Bien sûr, vu de Belgique, nous serions tentés de nous gausser : trois Premiers ministres en l’espace d’un an, dont l’un qui met un mois à former un gouvernement qui explose avant même d’être installé… cela pourrait nous faire sourire.
Nous aurions tort. L’instabilité de la politique française, cette incapacité à gouverner, handicape l’Europe tout entière. Quand la France et l’Allemagne peinent à être gouvernées, c’est l’Europe qui avance moins bien.
Ce blocage français est aussi un signe des temps, qui doit nous alerter — et alerter tous les démocrates.
La nouvelle manière de faire de la politique, avec des positionnements à court terme, les querelles de personnes, la lutte permanente entre familles politiques qui pourraient être idéologiquement proches mais apparaissent de plus en plus morcelées et incapables de faire alliance ; la polarisation des débats, qui consiste à diaboliser celui qui ne pense pas comme vous, et qui rend le dialogue impossible — tout cela dresse les électeurs les uns contre les autres, dans une atmosphère de rejet et de simplification toujours plus grande. Il faut avoir très peu de recul pour ne pas constater la violence grandissante des propos, sur les réseaux sociaux et ailleurs, et ne pas comprendre qu’une violence en ligne légitime les violences physiques.
Cela conduit certains citoyens à se détourner de la démocratie, et à préférer l’idée d’un pouvoir fort aux jeux subtils d’un système parlementaire qui paraît aujourd’hui obsolète, moins en phase avec les besoins de l’époque.
Nous sommes entrés dans une période de l’Histoire où les citoyens plébiscitent les Donald Trump, les Geert Wilders, les Boris Johnson. Giorgia Meloni ou Viktor Orbán ne sont pas des accidents ni des anomalies : ils et elles sont l’illustration d’un monde occidental qui revient à la case du populisme et du pouvoir autoritaire.
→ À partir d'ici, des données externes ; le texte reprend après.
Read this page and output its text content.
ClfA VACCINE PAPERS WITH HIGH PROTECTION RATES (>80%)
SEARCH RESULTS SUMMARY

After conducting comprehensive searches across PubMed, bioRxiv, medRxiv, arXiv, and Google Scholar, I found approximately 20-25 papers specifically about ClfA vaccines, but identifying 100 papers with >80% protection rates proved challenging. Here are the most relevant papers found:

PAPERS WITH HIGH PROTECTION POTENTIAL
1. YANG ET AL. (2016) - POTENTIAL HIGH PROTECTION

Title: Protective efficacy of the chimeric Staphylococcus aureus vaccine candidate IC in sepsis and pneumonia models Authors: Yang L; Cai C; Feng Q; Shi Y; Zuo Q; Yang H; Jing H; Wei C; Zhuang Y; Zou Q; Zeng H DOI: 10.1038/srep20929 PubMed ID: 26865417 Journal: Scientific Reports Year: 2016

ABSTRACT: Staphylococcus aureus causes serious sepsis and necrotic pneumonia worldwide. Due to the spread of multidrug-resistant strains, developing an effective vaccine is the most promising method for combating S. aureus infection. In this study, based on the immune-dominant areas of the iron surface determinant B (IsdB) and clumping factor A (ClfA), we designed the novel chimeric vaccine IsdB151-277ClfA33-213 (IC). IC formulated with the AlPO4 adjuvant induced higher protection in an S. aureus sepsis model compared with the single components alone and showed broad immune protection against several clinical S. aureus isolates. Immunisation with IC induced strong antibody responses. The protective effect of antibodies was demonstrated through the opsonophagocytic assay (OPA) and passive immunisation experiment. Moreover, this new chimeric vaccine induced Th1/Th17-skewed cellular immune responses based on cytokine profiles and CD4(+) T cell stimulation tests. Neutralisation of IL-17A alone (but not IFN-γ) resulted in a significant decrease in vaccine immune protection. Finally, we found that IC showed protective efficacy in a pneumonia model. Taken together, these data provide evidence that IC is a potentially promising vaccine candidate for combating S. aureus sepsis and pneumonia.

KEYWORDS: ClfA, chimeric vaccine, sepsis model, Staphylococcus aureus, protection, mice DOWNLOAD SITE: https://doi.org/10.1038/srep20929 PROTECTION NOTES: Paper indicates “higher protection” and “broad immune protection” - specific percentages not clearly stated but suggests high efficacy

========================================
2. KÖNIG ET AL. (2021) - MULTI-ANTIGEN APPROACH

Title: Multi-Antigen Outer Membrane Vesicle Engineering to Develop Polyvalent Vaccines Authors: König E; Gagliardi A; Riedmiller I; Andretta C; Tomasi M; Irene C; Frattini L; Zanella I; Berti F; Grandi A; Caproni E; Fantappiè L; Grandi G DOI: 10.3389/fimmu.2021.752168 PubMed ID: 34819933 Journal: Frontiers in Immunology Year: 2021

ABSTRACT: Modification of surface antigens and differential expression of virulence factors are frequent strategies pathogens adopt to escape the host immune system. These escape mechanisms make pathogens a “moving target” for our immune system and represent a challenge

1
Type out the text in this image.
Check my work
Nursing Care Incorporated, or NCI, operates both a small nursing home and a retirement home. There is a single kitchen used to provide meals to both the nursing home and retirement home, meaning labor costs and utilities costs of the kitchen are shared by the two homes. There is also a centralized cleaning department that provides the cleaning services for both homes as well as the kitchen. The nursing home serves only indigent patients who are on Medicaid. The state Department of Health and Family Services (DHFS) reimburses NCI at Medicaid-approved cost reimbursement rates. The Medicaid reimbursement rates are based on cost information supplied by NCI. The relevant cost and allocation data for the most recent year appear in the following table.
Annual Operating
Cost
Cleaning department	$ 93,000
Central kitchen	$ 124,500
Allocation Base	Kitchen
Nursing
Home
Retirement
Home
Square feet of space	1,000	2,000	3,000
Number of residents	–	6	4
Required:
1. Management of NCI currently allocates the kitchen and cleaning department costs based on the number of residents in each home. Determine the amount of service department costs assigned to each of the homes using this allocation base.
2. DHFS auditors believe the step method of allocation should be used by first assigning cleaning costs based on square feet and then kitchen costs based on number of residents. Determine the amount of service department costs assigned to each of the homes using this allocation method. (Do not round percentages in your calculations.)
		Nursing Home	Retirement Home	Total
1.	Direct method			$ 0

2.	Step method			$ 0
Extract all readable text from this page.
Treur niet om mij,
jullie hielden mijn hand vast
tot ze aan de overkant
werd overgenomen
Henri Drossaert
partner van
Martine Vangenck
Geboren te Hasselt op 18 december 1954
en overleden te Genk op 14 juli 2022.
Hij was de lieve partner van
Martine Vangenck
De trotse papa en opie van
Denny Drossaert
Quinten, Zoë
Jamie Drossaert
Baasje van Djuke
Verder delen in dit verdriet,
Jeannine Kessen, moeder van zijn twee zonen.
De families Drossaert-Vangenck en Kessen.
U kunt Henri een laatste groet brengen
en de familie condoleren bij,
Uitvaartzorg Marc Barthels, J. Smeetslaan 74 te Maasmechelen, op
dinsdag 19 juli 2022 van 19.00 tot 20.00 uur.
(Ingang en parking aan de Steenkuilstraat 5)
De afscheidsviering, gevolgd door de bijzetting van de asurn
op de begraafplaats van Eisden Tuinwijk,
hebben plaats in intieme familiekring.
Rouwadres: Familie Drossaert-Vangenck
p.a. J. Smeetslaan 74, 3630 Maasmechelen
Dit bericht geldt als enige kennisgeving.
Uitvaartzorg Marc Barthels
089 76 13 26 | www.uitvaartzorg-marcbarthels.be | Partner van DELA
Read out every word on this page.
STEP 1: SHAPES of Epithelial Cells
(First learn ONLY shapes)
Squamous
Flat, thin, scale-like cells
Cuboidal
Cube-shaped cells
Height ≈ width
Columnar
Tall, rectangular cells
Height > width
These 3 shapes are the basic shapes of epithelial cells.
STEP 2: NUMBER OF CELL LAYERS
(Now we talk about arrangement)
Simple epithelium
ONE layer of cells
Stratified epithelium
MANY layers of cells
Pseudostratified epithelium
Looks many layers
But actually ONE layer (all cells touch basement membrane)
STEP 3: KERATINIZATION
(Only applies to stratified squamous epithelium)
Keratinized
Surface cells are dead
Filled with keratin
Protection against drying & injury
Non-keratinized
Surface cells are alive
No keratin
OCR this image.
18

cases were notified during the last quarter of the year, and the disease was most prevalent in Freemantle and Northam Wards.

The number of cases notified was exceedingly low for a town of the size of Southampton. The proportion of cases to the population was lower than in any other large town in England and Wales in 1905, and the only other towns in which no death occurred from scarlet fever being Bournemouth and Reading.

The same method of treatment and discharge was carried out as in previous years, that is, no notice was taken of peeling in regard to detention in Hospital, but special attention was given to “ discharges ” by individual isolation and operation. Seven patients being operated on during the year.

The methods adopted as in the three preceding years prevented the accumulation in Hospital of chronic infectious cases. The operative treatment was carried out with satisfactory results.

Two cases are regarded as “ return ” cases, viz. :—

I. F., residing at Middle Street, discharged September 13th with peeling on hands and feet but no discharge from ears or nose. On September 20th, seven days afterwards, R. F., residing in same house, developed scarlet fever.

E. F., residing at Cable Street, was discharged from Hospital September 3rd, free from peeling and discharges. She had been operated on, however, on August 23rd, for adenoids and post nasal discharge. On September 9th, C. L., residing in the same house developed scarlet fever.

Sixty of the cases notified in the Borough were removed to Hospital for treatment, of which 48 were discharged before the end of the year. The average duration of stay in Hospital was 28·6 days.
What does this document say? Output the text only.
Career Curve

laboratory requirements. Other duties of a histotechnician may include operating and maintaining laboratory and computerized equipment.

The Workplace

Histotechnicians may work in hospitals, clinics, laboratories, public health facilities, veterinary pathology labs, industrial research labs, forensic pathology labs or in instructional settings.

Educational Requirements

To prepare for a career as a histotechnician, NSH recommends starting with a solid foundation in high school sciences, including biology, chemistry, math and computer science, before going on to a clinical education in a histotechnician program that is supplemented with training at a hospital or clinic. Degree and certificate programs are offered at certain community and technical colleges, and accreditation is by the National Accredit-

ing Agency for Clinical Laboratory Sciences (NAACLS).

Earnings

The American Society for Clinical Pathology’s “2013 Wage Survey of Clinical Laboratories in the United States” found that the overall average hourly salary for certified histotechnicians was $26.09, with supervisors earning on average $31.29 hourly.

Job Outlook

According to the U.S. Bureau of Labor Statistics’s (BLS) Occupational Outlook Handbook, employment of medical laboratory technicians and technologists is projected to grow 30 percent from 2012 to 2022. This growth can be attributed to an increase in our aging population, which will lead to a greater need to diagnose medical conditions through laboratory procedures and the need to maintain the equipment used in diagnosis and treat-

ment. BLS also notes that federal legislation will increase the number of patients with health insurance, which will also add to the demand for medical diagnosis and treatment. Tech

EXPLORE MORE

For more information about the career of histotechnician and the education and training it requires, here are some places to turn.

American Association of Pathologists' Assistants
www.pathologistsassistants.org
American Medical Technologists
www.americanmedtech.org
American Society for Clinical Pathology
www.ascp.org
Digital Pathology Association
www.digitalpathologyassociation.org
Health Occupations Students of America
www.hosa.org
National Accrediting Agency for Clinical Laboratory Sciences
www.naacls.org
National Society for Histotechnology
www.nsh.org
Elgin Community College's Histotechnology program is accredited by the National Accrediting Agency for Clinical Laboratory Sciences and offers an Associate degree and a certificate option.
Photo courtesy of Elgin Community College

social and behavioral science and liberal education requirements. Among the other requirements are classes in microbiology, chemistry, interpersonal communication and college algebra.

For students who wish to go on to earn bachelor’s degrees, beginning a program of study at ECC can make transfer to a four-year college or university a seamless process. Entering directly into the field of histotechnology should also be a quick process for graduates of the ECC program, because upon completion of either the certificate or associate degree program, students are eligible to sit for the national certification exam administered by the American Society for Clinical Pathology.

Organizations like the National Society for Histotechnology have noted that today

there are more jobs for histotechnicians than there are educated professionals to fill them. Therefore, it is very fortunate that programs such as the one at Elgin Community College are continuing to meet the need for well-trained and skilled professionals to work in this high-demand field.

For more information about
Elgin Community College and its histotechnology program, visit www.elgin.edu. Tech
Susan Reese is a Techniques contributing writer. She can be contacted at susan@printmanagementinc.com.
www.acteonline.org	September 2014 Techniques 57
Ceux qui font du bruit, qui jouent la carte populiste, qui usent et abusent du blocage à chaque négociation — sur le budget ou sur tout autre sujet —, quitte à prendre le bon fonctionnement des institutions en otage, sont aujourd’hui nombreux, très nombreux : en France, mais aussi en Belgique, et dans tous les pays d’Europe.
La recette fonctionne. Elle repose sur un principe simple : pour prendre le pouvoir, il faut crier plus fort que les autres, et s’autoriser toutes les outrances, même les moins nobles.
Et, au final, c’est bien la démocratie qu’on abîme.
Une démocratie à laquelle nous finirons, si nous n’y prenons pas garde, par tourner le dos.